“So che da mia bontà
aver potrò sventura;
ma so che in cor non ho
d’un tiranno il rigor.”
Questi versi, pronunciati da Creonte nel secondo atto, segnano lo snodo della tragedia già presagita nel primo, e che qui, in un dialogo serrato con Medea, trova la sua causa scatenante. È proprio questo gesto di pietà del re di Corinto nei confronti della maga a innescare la spirale di follia e orrore che condurrà al terribile epilogo.
Una storia che affonda le radici nel mito greco e che la letteratura e il teatro hanno ripreso innumerevoli volte: da Euripide a Corneille passando per Seneca. Proprio le trasposizioni teatrali qui menzionate sono state d’ispirazione a Luigi Cherubini che, nel 1797, ne trasse un’opéra comique in tre atti su libretto di François Benoît Hoffmann. In Francia l’opera non riscosse successo, ma con successivi rimaneggiamenti (la trasformazione dei dialoghi parlati in recitativi musicati da Franz Lachner) divenne invece popolare in Germania e tradotta in tedesco e poi in italiano.

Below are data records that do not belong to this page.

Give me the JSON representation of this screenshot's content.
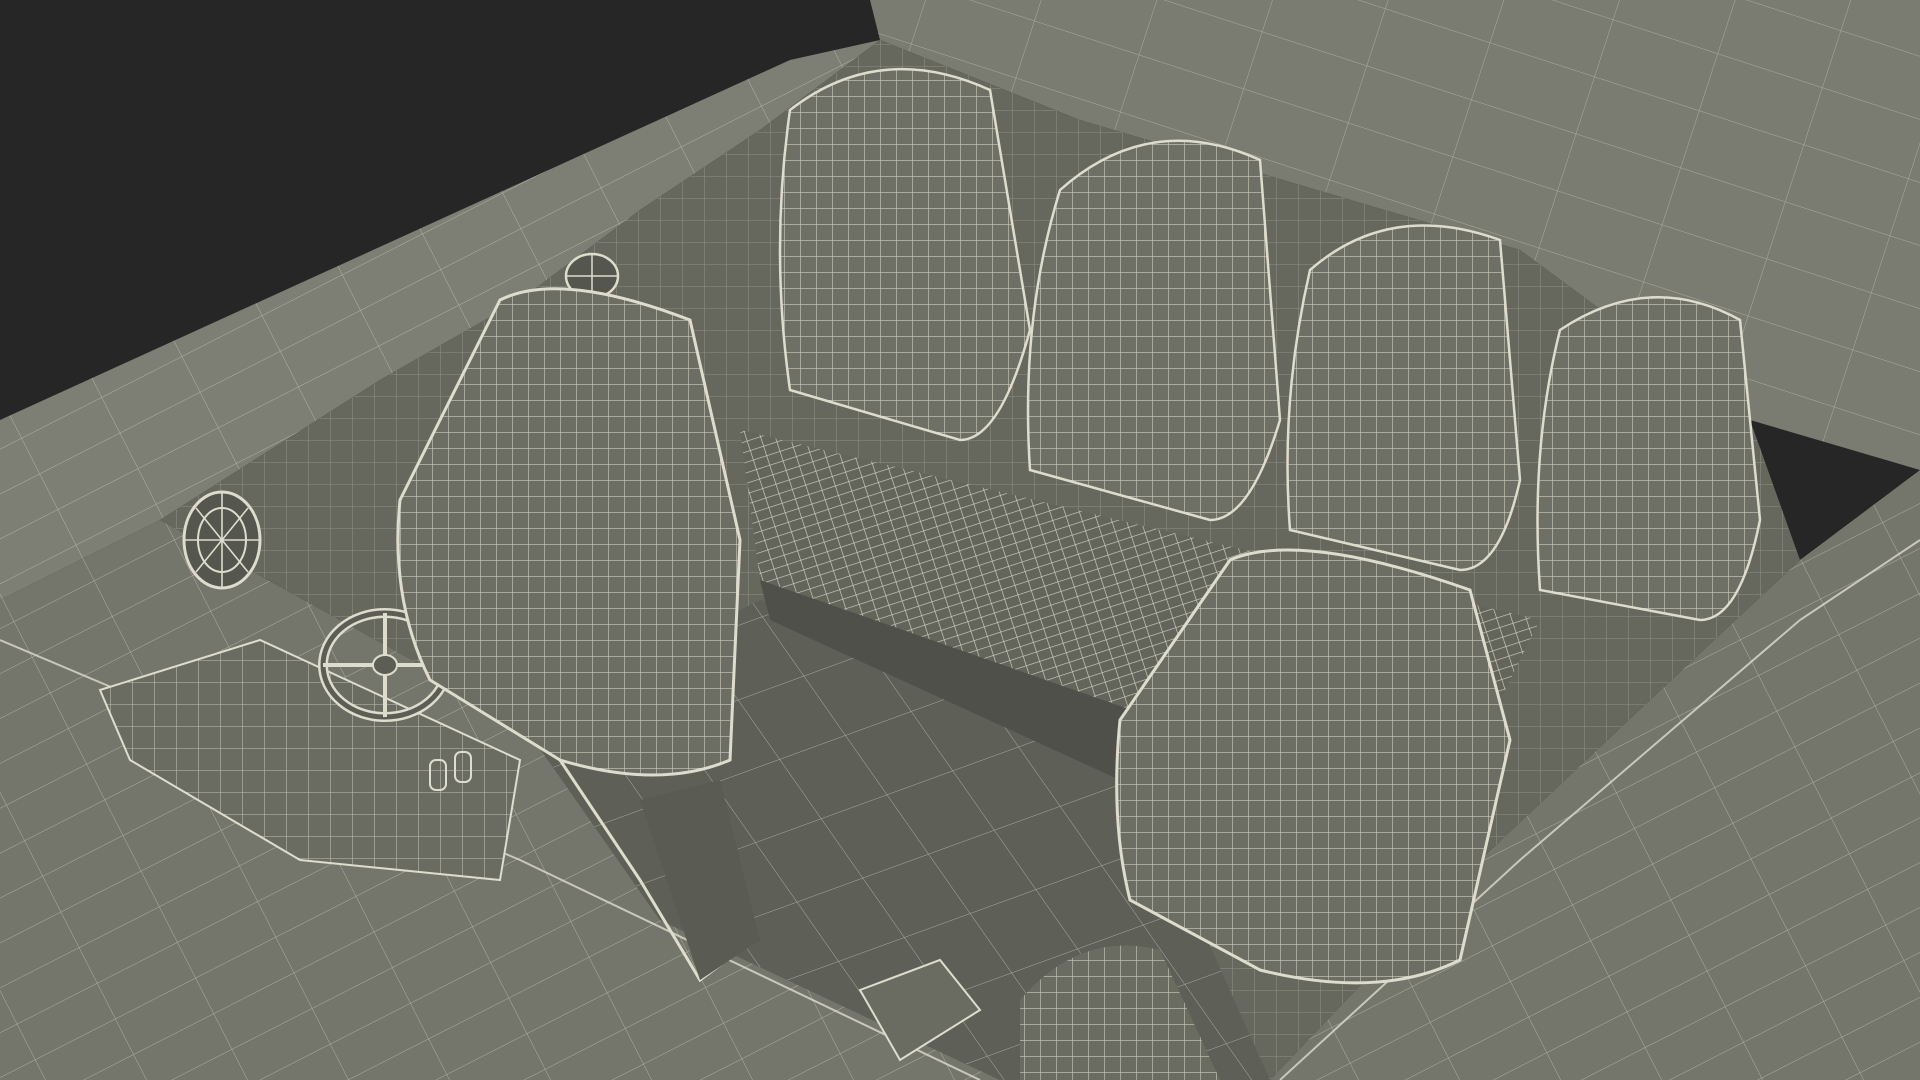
{
  "scene": {
    "subject": "boat-cockpit-wireframe-render",
    "colors": {
      "background": "#262626",
      "surface": "#72746a",
      "surface_dark": "#5c5e55",
      "surface_light": "#84867b",
      "wire": "#dedccd",
      "shadow": "#45463f"
    },
    "objects": [
      {
        "id": "hull-deck",
        "kind": "hull"
      },
      {
        "id": "rear-bench-seat",
        "kind": "bench"
      },
      {
        "id": "rear-backrest-1",
        "kind": "backrest"
      },
      {
        "id": "rear-backrest-2",
        "kind": "backrest"
      },
      {
        "id": "rear-backrest-3",
        "kind": "backrest"
      },
      {
        "id": "rear-backrest-4",
        "kind": "backrest"
      },
      {
        "id": "driver-seat",
        "kind": "bucket-seat"
      },
      {
        "id": "passenger-seat",
        "kind": "bucket-seat"
      },
      {
        "id": "steering-wheel",
        "kind": "wheel"
      },
      {
        "id": "speaker-left",
        "kind": "speaker"
      },
      {
        "id": "speaker-rear",
        "kind": "speaker"
      },
      {
        "id": "dashboard-console",
        "kind": "console"
      },
      {
        "id": "cockpit-floor",
        "kind": "floor"
      }
    ]
  }
}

Ed è questa la versione che il Teatro di San Carlo di Napoli ha scelto per inaugurare la sua stagione di Opera e Danza 2025/2026. Una scelta quanto mai naturale considerata la presenza di Sondra Radvanovsky, la cui vocalità drammatica si adatta perfettamente alla Medea “italiana”.
Dopo la fiaba della Rusalka di Dvořák dello scorso anno, il massimo napoletano si affida a un’altra pagina d’opera poco frequentata nei teatri italiani. Addirittura, questa è la prima Medea mai allestita al San Carlo. Eppure il dramma di Cherubini, così strettamente connesso al mito classico, ha ancora tanto da dire risultando più che mai attuale, col suo portare in scena temi come l’esclusione, il disagio sociale, la depressione e l’infanticidio. E la regia, mix di cinema, teatro antico e sperimentazione, di Mario Martone, che si ispira esplicitamente a Melancholia di Lars von Trier, getta sulla vicenda una luce quanto mai contemporanea, non solo nell’ambientazione e nei costumi, ma anche nei gesti e nei comportamenti degli attori sulla scena.

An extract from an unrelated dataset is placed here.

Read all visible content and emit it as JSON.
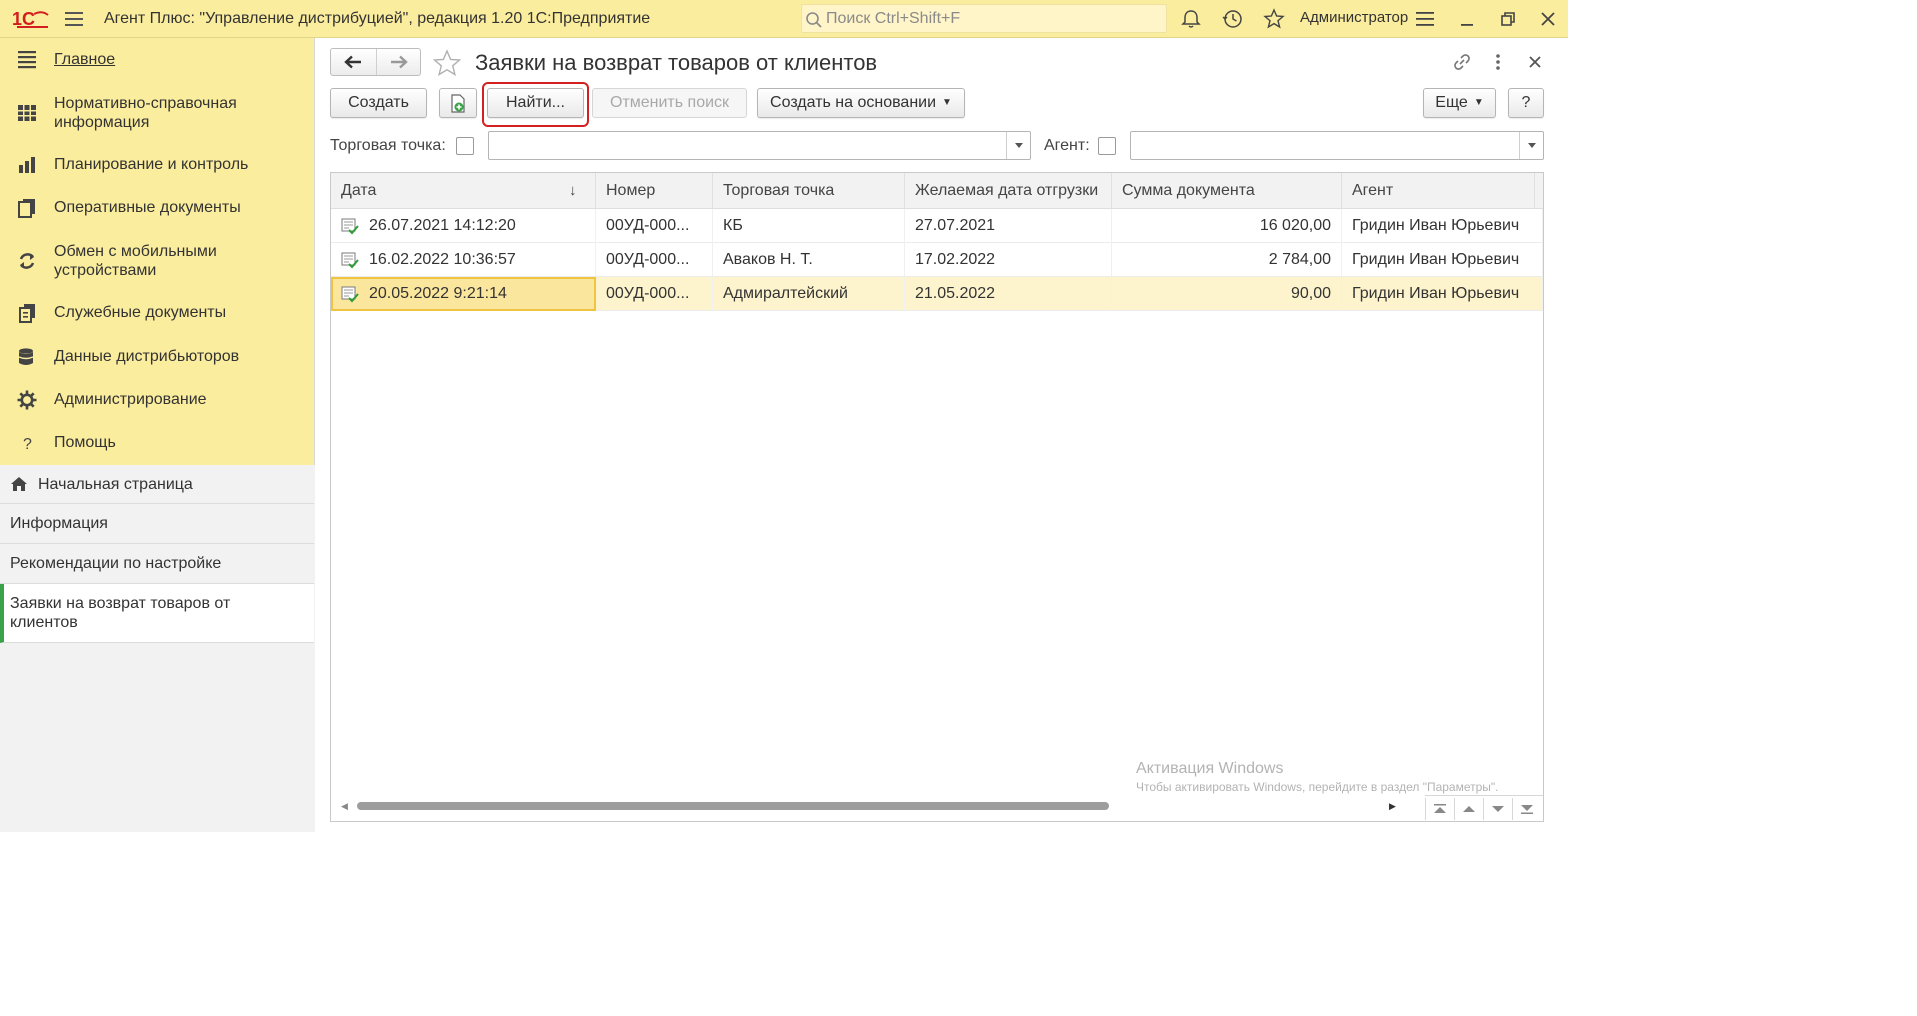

Il sipario si leva su una scena (firmata da Carmine Guarino coadiuvato da Mauro Rea e Francesca Tunno) che cita letteralmente una delle ambientazioni del prologo del film di von Trier. L’atmosfera notturna, illuminata da Pasquale Mari e Gianni Bertoli, si apre su un giardino ben curato che occupa l’intero palcoscenico e si estende alle sue appendici: passerelle poste ai lati della buca orchestrale che, come vedremo, collegano palco e platea in un unico spazio scenico.
Il giardino è addobbato a festa: eleganti tavoli illuminati da candelabri suggeriscono che una cerimonia è in corso. La conferma di ciò arriva dalla folla allegra che si intravede dalle finestre del maniero che domina sullo sfondo. Si stanno celebrando le nozze tra Giasone e Glauce, ma quest’ultima, in abito da sposa (ulteriore richiamo al film), non riesce a partecipare alla gioia collettiva, al contrario delle ancelle e degli invitati, i quali sono vestiti con bellissimi abiti colorati e luminosi firmati da Daniela Ciancio con il supporto di Concetta Nappi.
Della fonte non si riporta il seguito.